İslam “Devrimi”nin yaşandığı 1979 yılından bu yana insan hakları ihlalleriyle gündemden düşmeyen İran için bu seçimler, Amini protestoları ardından Molla rejiminin popülaritesini test edecek bir araç olarak görülüyor. İran, kişisel hak ve özgürlüklerin kısıtlanmasının yanı sıra aynı zamanda Batı’nın yaptırımları nedeniyle büyük bir ekonomik buhranın da içerisinde. İnsanlar, bu bıkkınlık ve hayal kırıklığı atmosferinde oy vermek için sandıklara gitmeye başladı. İran devlet televizyonu oy verme işleminin yerel saatle sabah 8’de başladığını ve 10 saat sürmesinin planlandığını bildirdi. Yerel medyaya göre oy verme işleminin süresi uzatılabilir de.
Sandığa ilk giden kişi de oy vermeyi dini bir görev olarak niteleyen İran’ın dini lideri Ali Hamaney oldu.

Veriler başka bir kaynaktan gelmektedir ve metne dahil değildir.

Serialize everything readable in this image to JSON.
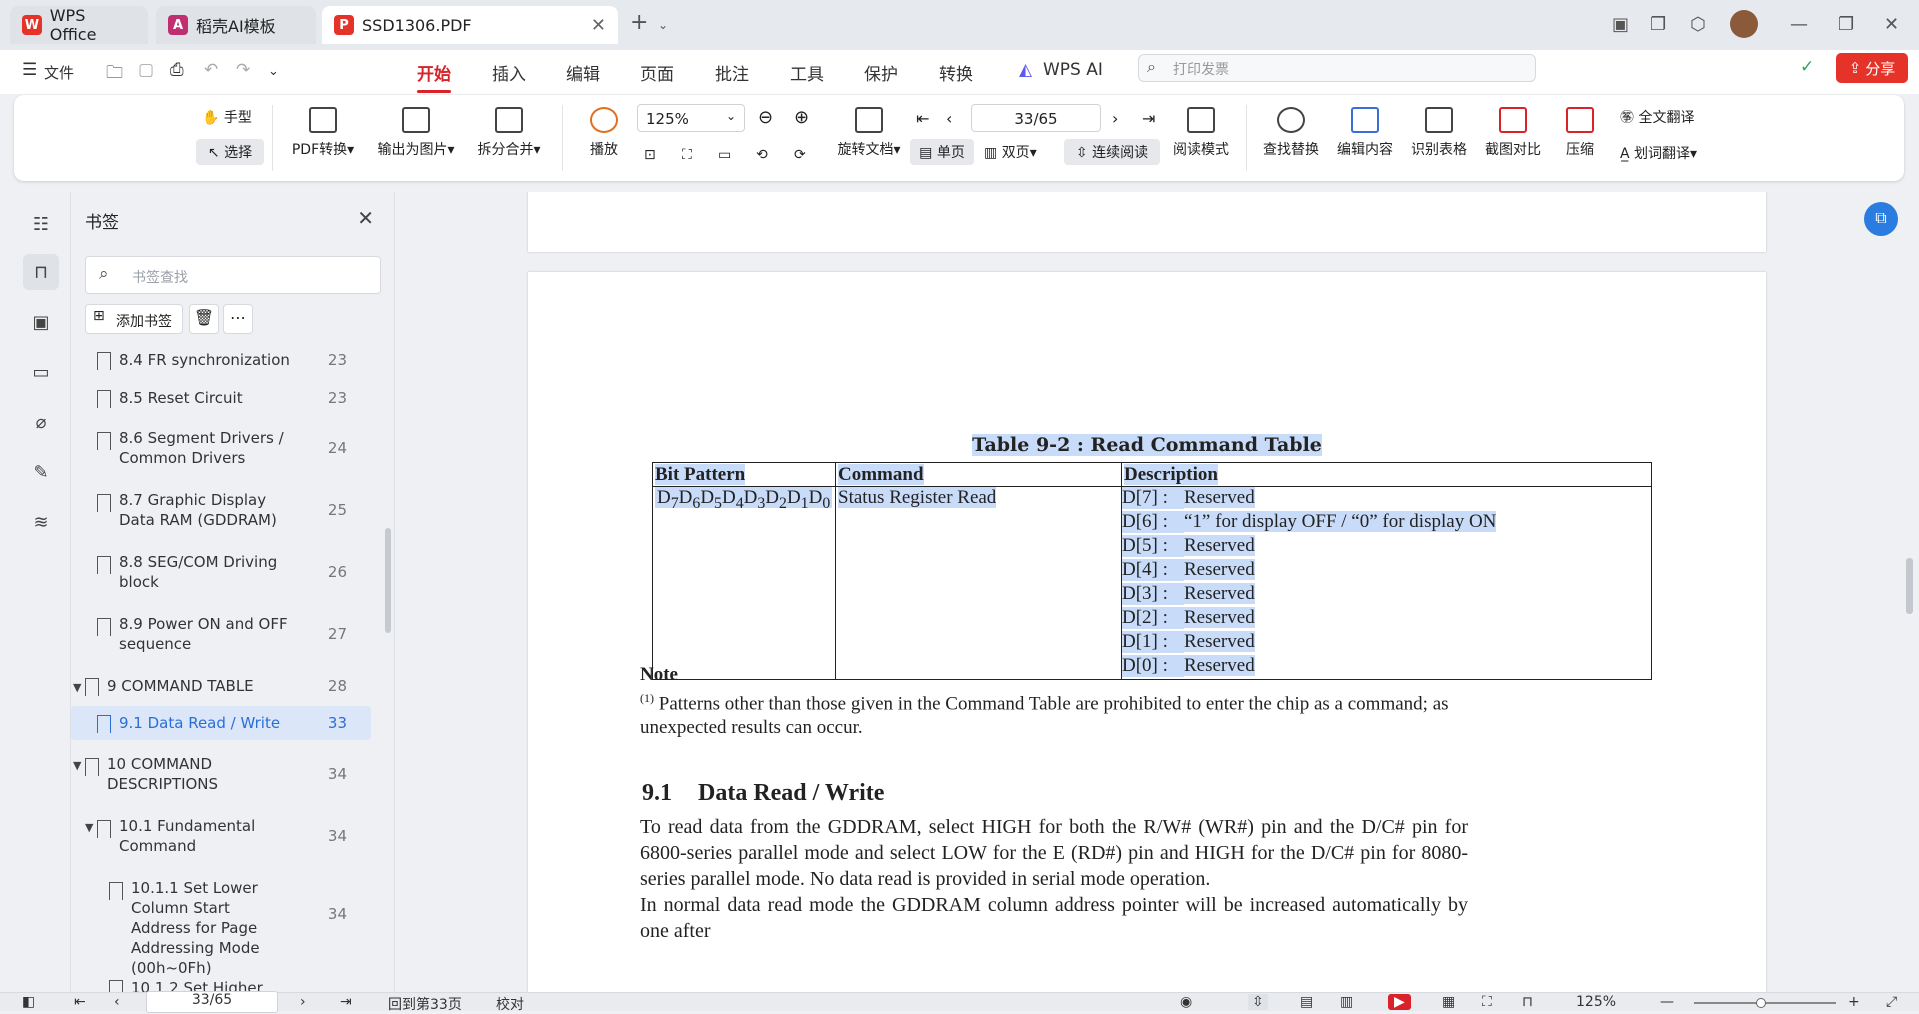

Oy verme işleminin ardından Hamaney, “Mümkün olan en kısa sürede oy verin. Bugün İran’ın dostlarının da kötü niyetli olanların da gözleri seçim sonuçlarında olacak. Dostlarımızı sevindirin, düşmanlarımızı hayal kırıklığına uğratın” dedi.
Köktencilerin hakimiyetini sürdürmesi bekleniyor
Seçim, 2022-23 yıllarındaki hükümet karşıtı protestoların 1979 İslam Devrimi’nden bu yana en kötü siyasi kargaşaya dönüşmesinin ardından kamuoyunun ilk resmi ölçümü. İran’ın yöneticileri, ülke çapındaki protestoların ardından zedelenen meşruiyetlerini onarmak için yüksek bir katılım oranına ihtiyaç duyuyor. Ancak anketlere göre İranlıların sadece yüzde 41’inin oy kullanması bekleniyor. Yani, reformistler ve ılımlıların katılmayacağı İran’daki seçimlerde yarış, büyük çoğunlukla muhafazakarlar ve köktenciler arasında geçecek. Devrim Muhafızları ve onlara bağlı Besiç milislerinin eski üyeleri ile Dini lider Ayetullah Ali Hamaney’e sadık diğer kişilerden oluşan köktenci grubun parlamentodaki hakimiyetini sürdürmesi bekleniyor. Bu partiler arasında ‘İslam Devrimine Adanmışlar ve Yol Arayanlar’, ‘İslam Devrimi İstikrar Cephesi’, ‘İslami Koalisyon Partisi’ ve ‘Muharip Din Adamları Birliği’ gibi partiler yer alıyor. Eski Cumhurbaşkanı Mahmut Ahmedinejad’ın ikinci dönem için yeniden seçilmesine itiraz ederek 2009’da siyasi ana akımından uzaklaştırılan reformistler, bu defa hiçbir aday listesini desteklememe kararı aldı. ‘Reformistler’ diye tanımlanan reform yanlısı adaylar, 2020’de Meclis seçiminde kitlesel diskalifiye ile karşı karşıya kalmıştı. Reformistler, İran İslam Cumhuriyeti’nin yıkılmasından ziyade kademeli olarak değişmesini istiyor. Ancak sosyal ve siyasi özgürlükleri artırmaya yönelik yıllar süren başarısız girişimlerin ardından, gündemleri 2022’de protestocular tarafından yetersiz bulunarak reddedildi.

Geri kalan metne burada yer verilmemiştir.